Слева по улице спешили прохожие с отрешённо-утомлёнными лицами. Они были чем-то лихорадочно озабочены и брезгливо обходили лужи, в которых загадочной синевой отражалось небо, делая их похожими на вход в портал иного мира. Наверное, люди не знают про порталы, не видят ауру, не слышат музыку города. Копят напряжение внутри себя. Молча.
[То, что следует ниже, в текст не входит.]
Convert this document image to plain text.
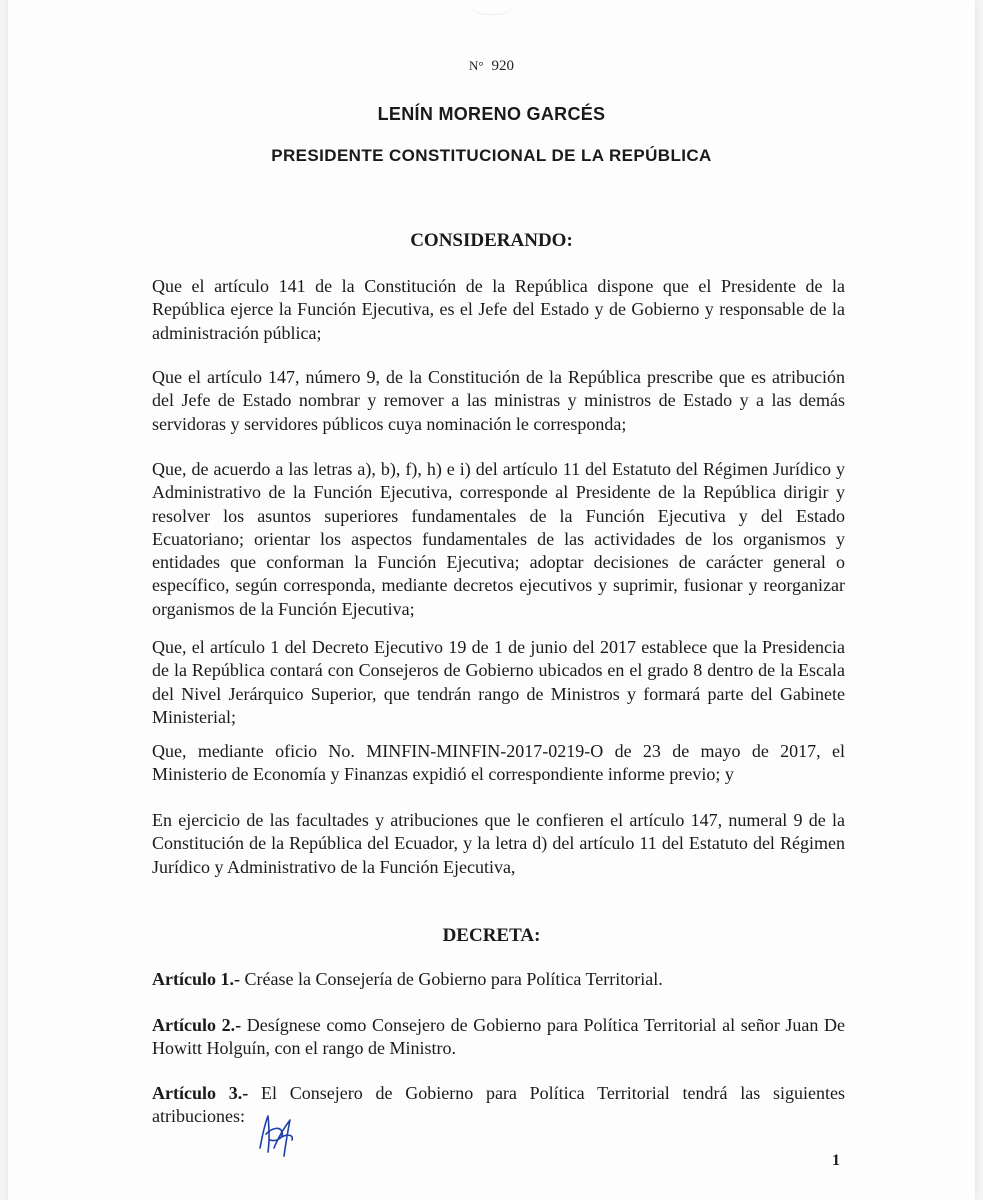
N° 920
LENÍN MORENO GARCÉS
PRESIDENTE CONSTITUCIONAL DE LA REPÚBLICA
CONSIDERANDO:

Que el artículo 141 de la Constitución de la República dispone que el Presidente de la República ejerce la Función Ejecutiva, es el Jefe del Estado y de Gobierno y responsable de la administración pública;

Que el artículo 147, número 9, de la Constitución de la República prescribe que es atribución del Jefe de Estado nombrar y remover a las ministras y ministros de Estado y a las demás servidoras y servidores públicos cuya nominación le corresponda;

Que, de acuerdo a las letras a), b), f), h) e i) del artículo 11 del Estatuto del Régimen Jurídico y Administrativo de la Función Ejecutiva, corresponde al Presidente de la República dirigir y resolver los asuntos superiores fundamentales de la Función Ejecutiva y del Estado Ecuatoriano; orientar los aspectos fundamentales de las actividades de los organismos y entidades que conforman la Función Ejecutiva; adoptar decisiones de carácter general o específico, según corresponda, mediante decretos ejecutivos y suprimir, fusionar y reorganizar organismos de la Función Ejecutiva;

Que, el artículo 1 del Decreto Ejecutivo 19 de 1 de junio del 2017 establece que la Presidencia de la República contará con Consejeros de Gobierno ubicados en el grado 8 dentro de la Escala del Nivel Jerárquico Superior, que tendrán rango de Ministros y formará parte del Gabinete Ministerial;

Que, mediante oficio No. MINFIN-MINFIN-2017-0219-O de 23 de mayo de 2017, el Ministerio de Economía y Finanzas expidió el correspondiente informe previo; y

En ejercicio de las facultades y atribuciones que le confieren el artículo 147, numeral 9 de la Constitución de la República del Ecuador, y la letra d) del artículo 11 del Estatuto del Régimen Jurídico y Administrativo de la Función Ejecutiva,

DECRETA:

Artículo 1.- Créase la Consejería de Gobierno para Política Territorial.

Artículo 2.- Desígnese como Consejero de Gobierno para Política Territorial al señor Juan De Howitt Holguín, con el rango de Ministro.

Artículo 3.- El Consejero de Gobierno para Política Territorial tendrá las siguientes atribuciones:

1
До взрыва.
Около метро все сливались в длинную серую гусеницу, уползающую в подземелье.
Внизу тесно, душно, бессмысленно.
— Да, не грустно и не весело, — повторила Офелия.
— У тебя что-то случилось? — Внимательно смотря на нее, спросил Гамлет.  Офелия, как бы очнувшись, потянулась и кивком показала вниз.
— Смотри, вот мы — позитив, а они кто? Вот в чём вопрос!
— Да, всё непросто, — согласился Гамлет. Он не хотел портить настроение философским спором. Ему хватало разборок с истеричным Диогеном из третьего мусорного бака.
Зато рядом, на покосившейся антенне, от этих мыслей задумчиво переступила лапами флегматичная ворона, как бы молча поддержав тему. Смотрящая. Как же без неё, когда коты тут. Погода сегодня благоприятствовала для службы, и на посту была Фрося, весьма любопытная особа. Благородный угольно-серебристый окрас выдавал её высокое положение в птичьей иерархии. Сидела важно, постоянно клювом поправляя перья.
Вороны — прирождённые шпионы, маскирующиеся под философов, и нередко часами способны, сидя на одном месте, размышлять или подслушивать. При этом голова вороны движется так, как будто она разговаривает сама с собой: наклоняет ее в одну сторону, другую, поднимает клюв к небу и что-то спрашивает, грустно опускает вниз и, придя к какому-то выводу, удовлетворённо нахохливается.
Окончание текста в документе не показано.